Pues, dispensad la verbigracia y, ahora, decidme, hijos míos, si no es capricho o arbitrio de sultana veleidosa desobedecer desde el sillón de una alcaldía a instancias mucho más elevadas como el Defensor del Pueblo.

Respondedme si es preciso y cabal torcer la ley negando información a quien la merece o si contratar por antojo, mas sin diligencia alguna, pero en beneficio de los propios, es conforme de quien rige los destinos de todo un pueblo.

Discutidme, en fin, amados míos, si el munícipe puede disponer a su albedrío del dinero que los vecinos le encomiendan para administras los intereses del común y comprar, sin encomendarse a Dios ni al diablo, todo aquello que le sale del moño o de la goya y que después desaparece no dejando huella ni rastro alguno.

Y más aún os digo. Tan grave como aquestos menesteres que acabo de señalaros, o más aún si cabe, parécenme las contingencias que les suceden.

Porque a cada uno de esos disparates que os he referido, ha proseguido un buen bocado en el tesoro de los administrados de tanto prócer por fuera purpurado, pero asaz inane piel adentro.

Como aquel rey de Micenas, no dudan en reclutar para su defensa al más invicto de los héroes contemporáneos. Si el Ministerio Público cuenta con un ejército de héctores, cómo no enfrentarle a quien ha mostrado altísimas cotas de eficiencia.

Las agamenonas presentes lo tienen mucho más fácil. Suyos son los errores y los dolos, pero los duelos y las facturas se reparten a escote entre todos los vecinos.

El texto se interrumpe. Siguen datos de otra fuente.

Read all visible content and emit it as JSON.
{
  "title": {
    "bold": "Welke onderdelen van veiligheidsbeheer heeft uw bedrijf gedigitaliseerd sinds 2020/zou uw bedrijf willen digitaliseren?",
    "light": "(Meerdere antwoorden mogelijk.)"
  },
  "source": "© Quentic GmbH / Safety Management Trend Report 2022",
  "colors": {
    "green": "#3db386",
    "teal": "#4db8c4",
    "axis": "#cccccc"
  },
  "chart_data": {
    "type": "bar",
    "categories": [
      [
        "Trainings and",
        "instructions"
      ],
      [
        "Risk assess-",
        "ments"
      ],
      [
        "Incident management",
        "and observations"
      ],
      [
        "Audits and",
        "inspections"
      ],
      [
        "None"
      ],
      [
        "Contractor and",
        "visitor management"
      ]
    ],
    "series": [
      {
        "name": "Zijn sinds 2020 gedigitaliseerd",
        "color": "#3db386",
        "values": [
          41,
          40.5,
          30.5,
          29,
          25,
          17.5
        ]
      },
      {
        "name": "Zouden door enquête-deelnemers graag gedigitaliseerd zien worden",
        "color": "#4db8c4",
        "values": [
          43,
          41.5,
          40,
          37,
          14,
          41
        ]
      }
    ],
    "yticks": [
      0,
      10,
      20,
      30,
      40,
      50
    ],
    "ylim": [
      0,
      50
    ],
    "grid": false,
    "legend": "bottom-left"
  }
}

Porque el defensor más inasequible al desaliento no suele ser asequible a todos los bolsillos. Sus minutas podrían semejar más una hora que sesenta segundas, mas del todo merecidas si el resultado satisface plenamente al cliente. De cabo a rabo.

Como el mirmidón de los pies ligeros cuyas gestas transmitió Homero, el elegido ha de contar sus lides por victorias. Debe demostrar ser capaz de convencer a Salomón de que quebrantar requerimientos de la Oficina del Defensor ni siquiera merece ser discutido.

Habría de ser probo en sembrar dudas do no haya el menor atisbo de sustrato de inocencia e, incluso, conseguir que florezcan en el seso del magistrado que se tercie. Debería poder convertir el testimonio de una imputada en prueba de honradez y que la declaración de su cómplice le venga siempre de cara en lugar de ser una cruz.

Y, muy probablemente, ese campeón de los letrados buscado por las reyezuelas de aquesta historia trocaría en inocentes hasta al mismísimo Landrú o a la benefactora de la hija del Coco. Es su trabajo. Empero en tanto, vale.